EPA Sets Stricter NESHAP Standards for Off-Site Waste and Recovery Operations

Effective immediately, a new EPA rule (RIN 2060-AR47) updates the National Emissions Standards for Hazardous Air Pollutants (NESHAP) for off-site waste and recovery operations. This rule implements more stringent toxic air pollutant requirements for process vents and tanks at facilities which treat, recover and/or dispose waste, used solvents, or used oil. The EPA rule will also enforce more stringent leak detection and repair requirements for valves and pumps. The rule requires new and existing affected sources to comply with 40 C.F.R. Part 63, Subpart H rather than 40 C.F.R. Part 61, Subpart V, including Subpart H requirements for connectors in gas and vapor service and in light liquid service. Subpart H (1) lowers the leak definition for valves from 10,000 ppm to 500 ppm, (2) lowers the leak definition for pump seals from 10,000 ppm to 1,000 ppm, and (iii) requires periodic instrument monitoring of connectors with a leak definition of 500 ppm (as opposed to instrument monitoring only being required if a potential leak is detected by visual, audible, olfactory, or other detection method). It also removes language that previously exempted facilities from complying with the air toxic emissions standards during equipment startup, shutdown, or malfunction.

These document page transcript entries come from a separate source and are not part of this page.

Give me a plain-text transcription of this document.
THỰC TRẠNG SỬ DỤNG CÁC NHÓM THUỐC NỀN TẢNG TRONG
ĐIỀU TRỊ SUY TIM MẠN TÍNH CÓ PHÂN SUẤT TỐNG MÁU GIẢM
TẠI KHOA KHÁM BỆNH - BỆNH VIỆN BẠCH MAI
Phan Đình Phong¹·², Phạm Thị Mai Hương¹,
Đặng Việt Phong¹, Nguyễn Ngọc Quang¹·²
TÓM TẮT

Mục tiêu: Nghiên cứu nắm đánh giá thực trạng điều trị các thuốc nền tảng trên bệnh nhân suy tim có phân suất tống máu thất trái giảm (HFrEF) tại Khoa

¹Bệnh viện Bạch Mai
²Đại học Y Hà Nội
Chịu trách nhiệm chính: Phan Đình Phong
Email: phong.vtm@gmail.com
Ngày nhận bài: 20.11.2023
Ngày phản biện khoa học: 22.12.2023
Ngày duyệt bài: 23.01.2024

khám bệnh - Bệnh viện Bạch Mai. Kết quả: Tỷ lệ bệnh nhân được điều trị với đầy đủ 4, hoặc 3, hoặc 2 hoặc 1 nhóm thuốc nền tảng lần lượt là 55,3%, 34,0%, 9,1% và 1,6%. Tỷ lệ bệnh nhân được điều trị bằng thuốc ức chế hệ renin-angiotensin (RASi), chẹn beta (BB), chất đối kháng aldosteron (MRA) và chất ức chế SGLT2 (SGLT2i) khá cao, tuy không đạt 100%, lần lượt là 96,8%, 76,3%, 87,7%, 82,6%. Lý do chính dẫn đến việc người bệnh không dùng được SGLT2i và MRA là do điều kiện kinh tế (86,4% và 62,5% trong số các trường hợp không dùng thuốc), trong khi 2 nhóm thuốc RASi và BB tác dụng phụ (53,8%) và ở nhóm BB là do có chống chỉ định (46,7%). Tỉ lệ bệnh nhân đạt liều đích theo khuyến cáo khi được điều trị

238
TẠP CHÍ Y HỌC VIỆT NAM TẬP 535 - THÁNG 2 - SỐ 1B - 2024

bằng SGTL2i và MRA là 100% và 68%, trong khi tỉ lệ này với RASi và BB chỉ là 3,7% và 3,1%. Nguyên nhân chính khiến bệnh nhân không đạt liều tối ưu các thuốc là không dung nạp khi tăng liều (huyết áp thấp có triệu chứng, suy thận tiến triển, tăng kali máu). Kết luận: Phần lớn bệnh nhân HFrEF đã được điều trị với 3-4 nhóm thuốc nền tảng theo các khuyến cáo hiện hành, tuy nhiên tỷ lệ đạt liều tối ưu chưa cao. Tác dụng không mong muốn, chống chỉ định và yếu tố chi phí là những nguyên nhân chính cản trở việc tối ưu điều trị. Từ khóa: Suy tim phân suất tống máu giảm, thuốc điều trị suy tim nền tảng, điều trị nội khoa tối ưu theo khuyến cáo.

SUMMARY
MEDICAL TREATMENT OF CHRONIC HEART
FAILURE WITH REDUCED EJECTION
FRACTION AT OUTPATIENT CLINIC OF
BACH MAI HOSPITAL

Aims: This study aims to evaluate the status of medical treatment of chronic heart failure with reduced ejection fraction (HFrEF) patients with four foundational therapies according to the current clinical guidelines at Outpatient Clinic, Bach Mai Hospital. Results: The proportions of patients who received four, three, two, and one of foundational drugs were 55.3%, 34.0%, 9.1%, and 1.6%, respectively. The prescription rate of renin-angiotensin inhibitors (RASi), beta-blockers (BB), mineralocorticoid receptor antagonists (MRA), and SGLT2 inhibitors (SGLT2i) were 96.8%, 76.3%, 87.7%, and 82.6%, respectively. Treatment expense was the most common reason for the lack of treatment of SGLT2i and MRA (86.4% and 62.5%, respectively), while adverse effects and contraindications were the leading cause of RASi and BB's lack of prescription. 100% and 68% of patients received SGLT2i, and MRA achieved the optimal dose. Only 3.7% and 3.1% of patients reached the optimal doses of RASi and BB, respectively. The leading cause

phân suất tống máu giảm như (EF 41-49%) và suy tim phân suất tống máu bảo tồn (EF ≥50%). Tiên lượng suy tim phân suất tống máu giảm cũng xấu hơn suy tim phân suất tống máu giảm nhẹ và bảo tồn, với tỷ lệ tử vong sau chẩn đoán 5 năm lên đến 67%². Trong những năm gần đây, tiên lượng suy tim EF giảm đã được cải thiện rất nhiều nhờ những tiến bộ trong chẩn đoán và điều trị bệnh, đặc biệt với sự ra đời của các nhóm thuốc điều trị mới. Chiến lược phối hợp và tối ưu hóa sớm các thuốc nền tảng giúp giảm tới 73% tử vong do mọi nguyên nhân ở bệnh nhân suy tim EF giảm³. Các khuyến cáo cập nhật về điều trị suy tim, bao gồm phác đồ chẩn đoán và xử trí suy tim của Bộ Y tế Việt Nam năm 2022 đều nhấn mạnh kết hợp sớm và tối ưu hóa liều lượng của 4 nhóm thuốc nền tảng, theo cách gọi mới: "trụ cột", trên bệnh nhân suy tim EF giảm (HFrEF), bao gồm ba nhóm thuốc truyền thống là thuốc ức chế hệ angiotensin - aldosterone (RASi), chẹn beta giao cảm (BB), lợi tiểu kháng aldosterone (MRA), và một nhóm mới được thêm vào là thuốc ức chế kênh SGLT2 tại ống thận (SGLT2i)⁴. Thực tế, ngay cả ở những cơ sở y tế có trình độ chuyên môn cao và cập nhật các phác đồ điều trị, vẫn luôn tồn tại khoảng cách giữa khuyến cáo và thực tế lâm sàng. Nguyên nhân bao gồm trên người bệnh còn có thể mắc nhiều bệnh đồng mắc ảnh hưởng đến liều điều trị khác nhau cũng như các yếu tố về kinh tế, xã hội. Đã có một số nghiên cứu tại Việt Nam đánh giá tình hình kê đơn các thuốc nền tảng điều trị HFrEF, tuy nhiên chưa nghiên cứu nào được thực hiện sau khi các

As part of its justification for the new rule, the EPA identified new pollution control technologies that are available to off-site waste management and recovery operations. The EPA anticipates that the new rule will cost the industry $4.1 million in capital costs and $1.1 million in annualized costs. The EPA also expects the new rule to reduce emissions of hazardous air pollutants by 211 tons per year. The new requirements go into effect immediately, and facility operators are required to submit compliance reports electronically.